Re: Bogus lateral-reference-propagation logic in create_lateral_join_info

From
David Rowley
Date:
On Wed, 6 Feb 2019 at 10:57, Tom Lane <tgl@sss.pgh.pa.us> wrote:
> Also, I'd really like to know why I had to put in the exception seen
> in the loop for AppendRelInfos that do not point to a valid parent.
> It seems to me that that is almost certainly working around a bug in
> the partitioning logic.  (Without it, the partition_prune regression test
> crashes.)  Or would somebody like to own up to having created that state
> of affairs intentionally?  If so why?

Sounds pretty strange to me.   What exactly do you mean by not
pointing to a valid parent?
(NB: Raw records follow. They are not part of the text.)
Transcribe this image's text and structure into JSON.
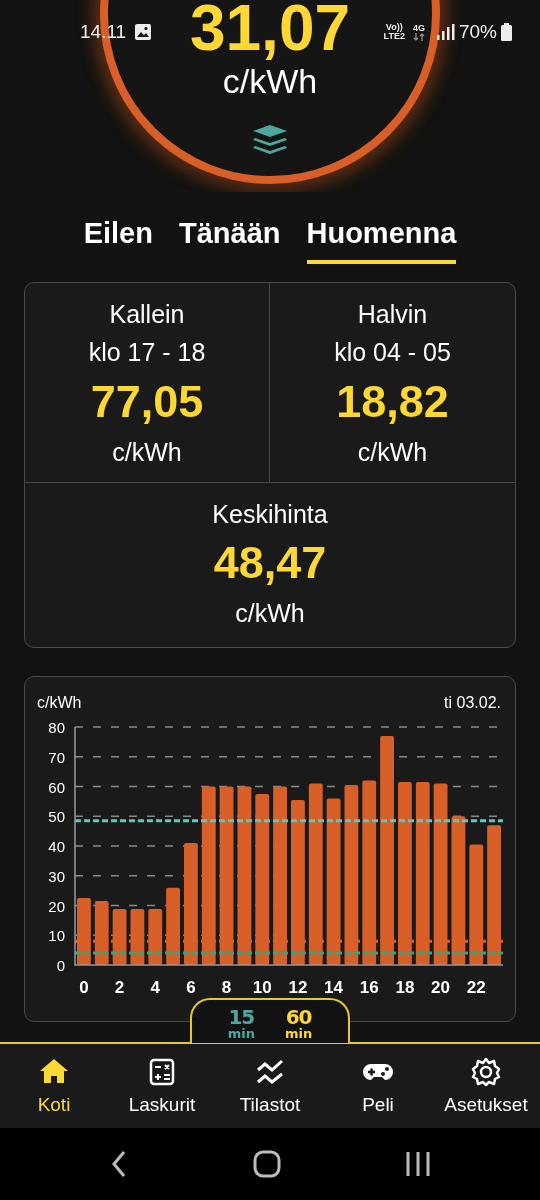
{
  "status_bar": {
    "time": "14.11",
    "volte": "Vo))",
    "lte": "LTE2",
    "network": "4G",
    "battery": "70%"
  },
  "current_price": {
    "value": "31,07",
    "unit": "c/kWh"
  },
  "day_tabs": [
    {
      "label": "Eilen",
      "selected": false
    },
    {
      "label": "Tänään",
      "selected": false
    },
    {
      "label": "Huomenna",
      "selected": true
    }
  ],
  "stats": [
    {
      "kind": "max",
      "title": "Kallein",
      "time": "klo 17 - 18",
      "value": "77,05",
      "unit": "c/kWh"
    },
    {
      "kind": "min",
      "title": "Halvin",
      "time": "klo 04 - 05",
      "value": "18,82",
      "unit": "c/kWh"
    },
    {
      "kind": "avg",
      "title": "Keskihinta",
      "value": "48,47",
      "unit": "c/kWh"
    }
  ],
  "chart": {
    "date": "ti 03.02.",
    "chart_data": {
      "type": "bar",
      "ylabel": "c/kWh",
      "xlim": [
        -0.5,
        23.5
      ],
      "x": [
        0,
        1,
        2,
        3,
        4,
        5,
        6,
        7,
        8,
        9,
        10,
        11,
        12,
        13,
        14,
        15,
        16,
        17,
        18,
        19,
        20,
        21,
        22,
        23
      ],
      "series": [
        {
          "color": "#d85f27",
          "values": [
            22.5,
            21.5,
            18.8,
            18.8,
            18.8,
            26,
            41,
            60,
            60,
            60,
            57.5,
            60,
            55.5,
            61,
            56,
            60.5,
            62,
            77,
            61.5,
            61.5,
            61,
            50,
            40.5,
            47
          ]
        }
      ],
      "ylim": [
        0,
        80
      ],
      "yticks": [
        0,
        10,
        20,
        30,
        40,
        50,
        60,
        70,
        80
      ],
      "xticks": [
        0,
        2,
        4,
        6,
        8,
        10,
        12,
        14,
        16,
        18,
        20,
        22
      ],
      "grid": true,
      "ref_lines": [
        {
          "axis": "y",
          "value": 48.47,
          "color": "#5ec8bd"
        },
        {
          "axis": "y",
          "value": 8,
          "color": "#d85f27"
        },
        {
          "axis": "y",
          "value": 4,
          "color": "#3fa07a"
        }
      ]
    }
  },
  "interval_toggle": [
    {
      "value": "15",
      "unit": "min",
      "selected": false
    },
    {
      "value": "60",
      "unit": "min",
      "selected": true
    }
  ],
  "bottom_nav": [
    {
      "label": "Koti",
      "selected": true
    },
    {
      "label": "Laskurit",
      "selected": false
    },
    {
      "label": "Tilastot",
      "selected": false
    },
    {
      "label": "Peli",
      "selected": false
    },
    {
      "label": "Asetukset",
      "selected": false
    }
  ]
}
Do you mean the parent_relid index is not
a valid RelOptInfo?

Can you point to the regression test that's doing this?

-- 
 David Rowley                   http://www.2ndQuadrant.com/
 PostgreSQL Development, 24x7 Support, Training & Services


Re: Bogus lateral-reference-propagation logic in create_lateral_join_info

From
Tom Lane
Date:
David Rowley <david.rowley@2ndquadrant.com> writes:
> On Wed, 6 Feb 2019 at 10:57, Tom Lane <tgl@sss.pgh.pa.us> wrote:
>> Also, I'd really like to know why I had to put in the exception seen
>> in the loop for AppendRelInfos that do not point to a valid parent.
>> It seems to me that that is almost certainly working around a bug in
>> the partitioning logic.  (Without it, the partition_prune regression test
>> crashes.)  Or would somebody like to own up to having created that state
>> of affairs intentionally?  If so why?

> Sounds pretty strange to me.   What exactly do you mean by not
> pointing to a valid parent? Do you mean the parent_relid index is not
> a valid RelOptInfo?

Exactly --- the parent_relid index does not have a RelOptInfo in
simple_rel_array[].

> Can you point to the regression test that's doing this?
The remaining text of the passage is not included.